In A Ghost Story, Lowery’s work with sound, too, plays a crucial role in giving this certain home depth. The audience becomes privy to this early on. Mysterious scratching sounds and a shocking slam on the piano keys are the first signs that an unassuming house in the suburbs has more going on. In moments of rage or helplessness, the ghost knocks down dishes or makes lights flicker. Still, some of the best moments in Lowery’s films are silent ones. Like the four minutes M spends sitting on the kitchen floor, devouring a pie in two lengthy unbroken shots. Grief tends to reveal itself in the most mundane moments, the ones that leave characters alone with their thoughts, and the audience with theirs. Lowery’s approach to storytelling lets us fill the blanks. By contrasting rich soundscapes with moments of heavy silence, he invites us to experience these worlds from the inside. He shows us how it feels to live in a forest and how it looks to everyone else. Sounds reveal the spirit in his films; in silence, we dwell in its absence.
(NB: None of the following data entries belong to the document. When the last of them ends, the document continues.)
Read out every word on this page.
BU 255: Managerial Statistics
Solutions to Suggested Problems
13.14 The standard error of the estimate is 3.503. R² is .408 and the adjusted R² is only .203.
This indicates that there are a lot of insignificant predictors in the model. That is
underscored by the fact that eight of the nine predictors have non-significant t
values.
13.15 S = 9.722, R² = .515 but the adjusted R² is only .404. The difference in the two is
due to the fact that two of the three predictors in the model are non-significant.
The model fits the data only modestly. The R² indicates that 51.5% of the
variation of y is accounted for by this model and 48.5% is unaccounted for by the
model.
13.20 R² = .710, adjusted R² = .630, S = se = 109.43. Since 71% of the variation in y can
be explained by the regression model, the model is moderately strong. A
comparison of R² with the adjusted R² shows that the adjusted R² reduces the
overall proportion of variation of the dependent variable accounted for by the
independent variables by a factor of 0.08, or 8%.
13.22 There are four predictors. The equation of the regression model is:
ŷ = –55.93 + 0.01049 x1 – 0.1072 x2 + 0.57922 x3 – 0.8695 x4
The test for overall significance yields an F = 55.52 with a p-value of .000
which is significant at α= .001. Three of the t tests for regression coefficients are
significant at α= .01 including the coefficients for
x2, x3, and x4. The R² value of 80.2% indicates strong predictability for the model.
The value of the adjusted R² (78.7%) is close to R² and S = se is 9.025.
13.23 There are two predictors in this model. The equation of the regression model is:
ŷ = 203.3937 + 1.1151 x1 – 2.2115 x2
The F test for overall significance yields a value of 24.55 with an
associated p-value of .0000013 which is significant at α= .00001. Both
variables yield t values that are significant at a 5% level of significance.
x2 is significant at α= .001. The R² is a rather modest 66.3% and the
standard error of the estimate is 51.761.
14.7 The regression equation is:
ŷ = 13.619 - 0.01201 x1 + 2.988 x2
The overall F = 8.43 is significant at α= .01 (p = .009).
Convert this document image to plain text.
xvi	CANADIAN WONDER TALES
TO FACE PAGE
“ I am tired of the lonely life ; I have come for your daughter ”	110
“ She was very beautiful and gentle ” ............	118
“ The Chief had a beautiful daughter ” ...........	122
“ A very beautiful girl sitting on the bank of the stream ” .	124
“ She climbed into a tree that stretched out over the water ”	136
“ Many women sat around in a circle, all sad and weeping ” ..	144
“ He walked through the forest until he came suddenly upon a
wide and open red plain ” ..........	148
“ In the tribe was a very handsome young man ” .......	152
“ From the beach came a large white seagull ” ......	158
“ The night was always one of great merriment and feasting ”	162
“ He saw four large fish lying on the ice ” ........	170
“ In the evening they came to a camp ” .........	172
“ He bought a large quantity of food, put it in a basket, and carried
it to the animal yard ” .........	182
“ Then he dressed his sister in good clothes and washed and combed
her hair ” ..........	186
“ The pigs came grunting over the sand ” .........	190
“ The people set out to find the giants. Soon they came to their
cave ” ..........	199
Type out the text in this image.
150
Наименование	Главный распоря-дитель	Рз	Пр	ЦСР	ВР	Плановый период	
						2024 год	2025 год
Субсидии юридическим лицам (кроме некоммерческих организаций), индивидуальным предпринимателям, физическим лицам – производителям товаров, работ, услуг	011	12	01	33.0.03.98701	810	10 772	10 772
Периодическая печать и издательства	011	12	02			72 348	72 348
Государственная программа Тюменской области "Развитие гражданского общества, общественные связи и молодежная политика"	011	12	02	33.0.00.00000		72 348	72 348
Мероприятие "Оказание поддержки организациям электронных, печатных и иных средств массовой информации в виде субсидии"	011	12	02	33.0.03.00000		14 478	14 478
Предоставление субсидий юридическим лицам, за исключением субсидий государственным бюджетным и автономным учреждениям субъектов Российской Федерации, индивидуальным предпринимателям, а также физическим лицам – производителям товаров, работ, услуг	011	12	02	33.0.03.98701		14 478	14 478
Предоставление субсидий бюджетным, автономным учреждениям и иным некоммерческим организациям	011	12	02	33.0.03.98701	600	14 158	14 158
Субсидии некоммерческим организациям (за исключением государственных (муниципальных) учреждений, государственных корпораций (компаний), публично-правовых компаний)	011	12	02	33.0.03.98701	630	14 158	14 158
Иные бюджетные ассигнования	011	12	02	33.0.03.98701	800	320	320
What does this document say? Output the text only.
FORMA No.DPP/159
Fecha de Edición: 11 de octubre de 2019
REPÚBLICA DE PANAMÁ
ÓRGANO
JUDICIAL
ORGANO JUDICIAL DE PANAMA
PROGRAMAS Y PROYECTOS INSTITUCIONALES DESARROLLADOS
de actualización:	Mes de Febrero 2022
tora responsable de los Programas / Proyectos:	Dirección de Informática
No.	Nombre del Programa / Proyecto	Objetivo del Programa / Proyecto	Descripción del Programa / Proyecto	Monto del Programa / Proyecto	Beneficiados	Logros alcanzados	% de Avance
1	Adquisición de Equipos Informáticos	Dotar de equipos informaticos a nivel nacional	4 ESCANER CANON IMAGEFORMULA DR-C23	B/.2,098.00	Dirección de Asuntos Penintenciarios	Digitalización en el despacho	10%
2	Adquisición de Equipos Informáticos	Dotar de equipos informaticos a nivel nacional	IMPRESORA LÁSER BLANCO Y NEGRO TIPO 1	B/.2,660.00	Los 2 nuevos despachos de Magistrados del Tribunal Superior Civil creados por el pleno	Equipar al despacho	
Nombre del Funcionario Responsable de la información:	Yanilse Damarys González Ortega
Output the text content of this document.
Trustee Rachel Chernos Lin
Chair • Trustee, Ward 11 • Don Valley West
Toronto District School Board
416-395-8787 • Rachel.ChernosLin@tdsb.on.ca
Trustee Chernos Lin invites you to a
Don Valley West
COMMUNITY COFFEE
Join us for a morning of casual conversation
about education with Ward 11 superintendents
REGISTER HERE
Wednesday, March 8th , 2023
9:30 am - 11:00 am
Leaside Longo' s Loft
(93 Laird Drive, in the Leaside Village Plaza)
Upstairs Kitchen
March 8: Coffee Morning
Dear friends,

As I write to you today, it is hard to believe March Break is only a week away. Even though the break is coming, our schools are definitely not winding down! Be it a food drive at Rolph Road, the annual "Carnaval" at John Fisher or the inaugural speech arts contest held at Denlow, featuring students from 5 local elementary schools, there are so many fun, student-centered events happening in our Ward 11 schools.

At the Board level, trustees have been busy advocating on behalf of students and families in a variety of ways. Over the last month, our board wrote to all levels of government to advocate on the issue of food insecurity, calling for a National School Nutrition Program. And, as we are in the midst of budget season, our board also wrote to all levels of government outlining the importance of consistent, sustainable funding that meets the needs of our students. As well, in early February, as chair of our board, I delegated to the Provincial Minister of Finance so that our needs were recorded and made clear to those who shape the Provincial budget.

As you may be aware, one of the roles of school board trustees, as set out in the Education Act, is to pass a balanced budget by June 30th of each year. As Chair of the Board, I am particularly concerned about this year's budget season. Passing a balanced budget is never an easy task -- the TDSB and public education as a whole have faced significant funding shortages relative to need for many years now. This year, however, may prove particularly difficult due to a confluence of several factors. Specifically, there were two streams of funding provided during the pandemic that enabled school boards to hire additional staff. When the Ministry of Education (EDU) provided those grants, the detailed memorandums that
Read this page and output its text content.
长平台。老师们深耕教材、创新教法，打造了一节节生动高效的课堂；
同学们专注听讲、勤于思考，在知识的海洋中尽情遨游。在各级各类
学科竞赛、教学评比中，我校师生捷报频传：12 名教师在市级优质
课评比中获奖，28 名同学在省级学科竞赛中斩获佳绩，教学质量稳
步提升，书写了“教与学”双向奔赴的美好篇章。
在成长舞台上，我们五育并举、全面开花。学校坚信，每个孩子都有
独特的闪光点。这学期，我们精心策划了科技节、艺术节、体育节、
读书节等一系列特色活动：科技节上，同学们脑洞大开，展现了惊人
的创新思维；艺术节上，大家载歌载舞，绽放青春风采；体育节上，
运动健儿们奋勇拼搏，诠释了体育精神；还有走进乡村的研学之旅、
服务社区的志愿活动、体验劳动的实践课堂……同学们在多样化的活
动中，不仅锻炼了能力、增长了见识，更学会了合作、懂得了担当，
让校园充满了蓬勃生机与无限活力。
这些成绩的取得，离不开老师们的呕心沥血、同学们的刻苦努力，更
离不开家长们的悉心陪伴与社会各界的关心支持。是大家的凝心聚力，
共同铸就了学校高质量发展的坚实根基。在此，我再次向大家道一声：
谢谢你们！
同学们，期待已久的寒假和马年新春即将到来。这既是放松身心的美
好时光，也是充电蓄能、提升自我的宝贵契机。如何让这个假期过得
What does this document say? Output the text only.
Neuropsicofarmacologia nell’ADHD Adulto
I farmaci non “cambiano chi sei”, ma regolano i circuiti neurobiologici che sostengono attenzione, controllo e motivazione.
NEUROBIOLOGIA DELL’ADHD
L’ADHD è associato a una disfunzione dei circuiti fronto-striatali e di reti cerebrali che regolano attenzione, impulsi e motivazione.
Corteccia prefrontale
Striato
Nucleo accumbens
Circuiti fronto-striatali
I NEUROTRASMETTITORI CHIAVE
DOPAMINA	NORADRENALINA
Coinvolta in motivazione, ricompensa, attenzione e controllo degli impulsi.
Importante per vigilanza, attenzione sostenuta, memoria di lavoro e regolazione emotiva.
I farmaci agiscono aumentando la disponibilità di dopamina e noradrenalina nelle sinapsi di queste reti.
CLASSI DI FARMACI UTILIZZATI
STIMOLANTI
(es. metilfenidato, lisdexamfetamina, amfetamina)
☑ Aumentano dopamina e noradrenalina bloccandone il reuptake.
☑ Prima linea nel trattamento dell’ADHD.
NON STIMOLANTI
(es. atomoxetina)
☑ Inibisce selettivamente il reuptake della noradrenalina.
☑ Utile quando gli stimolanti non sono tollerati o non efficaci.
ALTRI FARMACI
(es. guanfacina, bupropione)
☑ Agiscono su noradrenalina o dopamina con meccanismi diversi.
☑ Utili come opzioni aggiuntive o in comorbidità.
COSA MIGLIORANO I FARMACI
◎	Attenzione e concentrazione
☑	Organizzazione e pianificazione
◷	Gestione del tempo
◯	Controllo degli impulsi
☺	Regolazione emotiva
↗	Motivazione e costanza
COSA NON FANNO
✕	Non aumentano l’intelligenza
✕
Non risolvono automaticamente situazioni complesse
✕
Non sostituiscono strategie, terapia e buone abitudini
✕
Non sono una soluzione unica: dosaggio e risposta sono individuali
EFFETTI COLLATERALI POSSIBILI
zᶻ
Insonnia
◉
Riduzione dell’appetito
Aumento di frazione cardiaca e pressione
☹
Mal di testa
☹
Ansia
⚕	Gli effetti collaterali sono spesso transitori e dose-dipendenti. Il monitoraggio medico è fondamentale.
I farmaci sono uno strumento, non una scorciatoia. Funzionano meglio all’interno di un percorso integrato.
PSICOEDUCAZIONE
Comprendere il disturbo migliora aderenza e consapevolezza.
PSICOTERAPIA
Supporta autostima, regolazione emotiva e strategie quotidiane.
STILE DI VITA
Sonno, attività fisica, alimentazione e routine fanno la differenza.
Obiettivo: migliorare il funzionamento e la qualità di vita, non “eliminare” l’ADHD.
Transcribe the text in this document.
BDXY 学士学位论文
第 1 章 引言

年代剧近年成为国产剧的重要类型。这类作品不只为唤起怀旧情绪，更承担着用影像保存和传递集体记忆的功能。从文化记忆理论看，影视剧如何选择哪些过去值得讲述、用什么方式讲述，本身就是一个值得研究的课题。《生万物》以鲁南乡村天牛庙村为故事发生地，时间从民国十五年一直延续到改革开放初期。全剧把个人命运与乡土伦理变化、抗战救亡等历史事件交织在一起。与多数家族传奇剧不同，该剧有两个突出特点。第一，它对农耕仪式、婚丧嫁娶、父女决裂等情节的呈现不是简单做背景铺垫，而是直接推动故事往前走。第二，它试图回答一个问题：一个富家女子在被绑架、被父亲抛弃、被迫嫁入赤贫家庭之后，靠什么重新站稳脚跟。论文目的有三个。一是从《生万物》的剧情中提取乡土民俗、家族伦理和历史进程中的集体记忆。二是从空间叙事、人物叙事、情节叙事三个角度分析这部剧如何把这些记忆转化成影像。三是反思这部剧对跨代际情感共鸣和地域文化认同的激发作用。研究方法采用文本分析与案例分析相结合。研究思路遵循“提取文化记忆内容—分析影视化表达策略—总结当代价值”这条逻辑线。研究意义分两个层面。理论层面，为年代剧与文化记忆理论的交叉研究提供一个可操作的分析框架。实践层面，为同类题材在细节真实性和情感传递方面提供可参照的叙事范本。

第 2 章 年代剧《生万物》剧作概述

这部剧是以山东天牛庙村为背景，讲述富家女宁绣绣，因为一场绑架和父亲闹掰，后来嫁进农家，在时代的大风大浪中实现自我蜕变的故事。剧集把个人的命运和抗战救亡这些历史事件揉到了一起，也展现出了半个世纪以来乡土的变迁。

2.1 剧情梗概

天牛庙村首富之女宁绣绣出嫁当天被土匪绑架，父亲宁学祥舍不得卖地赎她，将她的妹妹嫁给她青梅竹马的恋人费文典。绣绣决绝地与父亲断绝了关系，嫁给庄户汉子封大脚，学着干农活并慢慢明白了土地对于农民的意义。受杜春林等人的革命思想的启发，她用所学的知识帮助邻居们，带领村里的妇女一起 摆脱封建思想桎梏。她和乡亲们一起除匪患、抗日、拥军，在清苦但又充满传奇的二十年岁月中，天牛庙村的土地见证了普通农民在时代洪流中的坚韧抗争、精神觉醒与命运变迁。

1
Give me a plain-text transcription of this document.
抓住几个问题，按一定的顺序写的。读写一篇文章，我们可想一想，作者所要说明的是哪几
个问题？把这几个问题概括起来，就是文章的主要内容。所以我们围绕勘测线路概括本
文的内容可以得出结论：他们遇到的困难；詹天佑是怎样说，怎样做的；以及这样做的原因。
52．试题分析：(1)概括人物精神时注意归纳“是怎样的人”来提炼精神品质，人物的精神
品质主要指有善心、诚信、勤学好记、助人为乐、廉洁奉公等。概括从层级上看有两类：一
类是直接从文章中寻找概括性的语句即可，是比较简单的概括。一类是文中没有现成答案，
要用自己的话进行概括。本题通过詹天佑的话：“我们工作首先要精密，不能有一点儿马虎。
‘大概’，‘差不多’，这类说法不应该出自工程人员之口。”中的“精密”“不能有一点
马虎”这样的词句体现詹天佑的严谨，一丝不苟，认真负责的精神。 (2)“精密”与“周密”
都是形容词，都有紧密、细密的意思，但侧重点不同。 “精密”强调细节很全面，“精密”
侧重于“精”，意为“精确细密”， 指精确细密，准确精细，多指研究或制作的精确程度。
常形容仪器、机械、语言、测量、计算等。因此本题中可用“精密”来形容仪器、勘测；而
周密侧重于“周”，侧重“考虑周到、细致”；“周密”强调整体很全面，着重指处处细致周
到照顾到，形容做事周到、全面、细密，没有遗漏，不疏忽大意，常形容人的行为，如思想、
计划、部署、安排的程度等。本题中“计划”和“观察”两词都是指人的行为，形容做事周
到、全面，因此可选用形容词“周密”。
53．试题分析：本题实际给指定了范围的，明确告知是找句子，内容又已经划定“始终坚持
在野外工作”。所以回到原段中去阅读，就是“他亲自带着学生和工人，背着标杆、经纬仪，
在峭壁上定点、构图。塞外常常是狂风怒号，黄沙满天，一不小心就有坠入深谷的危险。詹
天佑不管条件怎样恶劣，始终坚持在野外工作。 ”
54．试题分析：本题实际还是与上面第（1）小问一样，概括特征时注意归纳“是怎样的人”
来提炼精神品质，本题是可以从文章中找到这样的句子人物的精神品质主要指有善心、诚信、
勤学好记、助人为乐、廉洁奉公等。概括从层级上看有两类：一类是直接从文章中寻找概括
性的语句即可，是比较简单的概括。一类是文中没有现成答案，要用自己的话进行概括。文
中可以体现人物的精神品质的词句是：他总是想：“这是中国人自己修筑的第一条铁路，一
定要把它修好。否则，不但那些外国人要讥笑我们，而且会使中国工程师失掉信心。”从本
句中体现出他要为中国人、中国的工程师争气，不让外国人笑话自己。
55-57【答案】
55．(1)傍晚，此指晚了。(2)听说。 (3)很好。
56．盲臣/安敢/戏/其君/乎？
Lowery’s films often deal with loss: of a lover, of guardians, or of a life one used to lead. By placing car crashes at the start of A Ghost Story and Pete’s Dragon, Lowery forces the audience to grapple with death, and life after death, from the beginning. As with music and sound, nothing lasts forever. Pete’s Dragon is a film marketed to children. It ends on a hopeful note, but loss is still its heartbeat.
As a whole, Lowery’s work abounds with compassion. Through the use of sound and by emphasizing space, he gives us a sense of people at a specific moment in time. Pete’s Dragon has a vintage feel without drowning in nostalgia like, say, the popular series Stranger Things. The era is not so important as the fact that this once happened, in a place we sort of know. A Ghost Story’s approach is similar, taking us to a time we recognize, but can’t quite place. The aspect ratio recalls the framing of old home videos, and this is telling. We are invited to look at something past, to see how it was, to imagine how it felt—before it disappears into memory, echoing forever.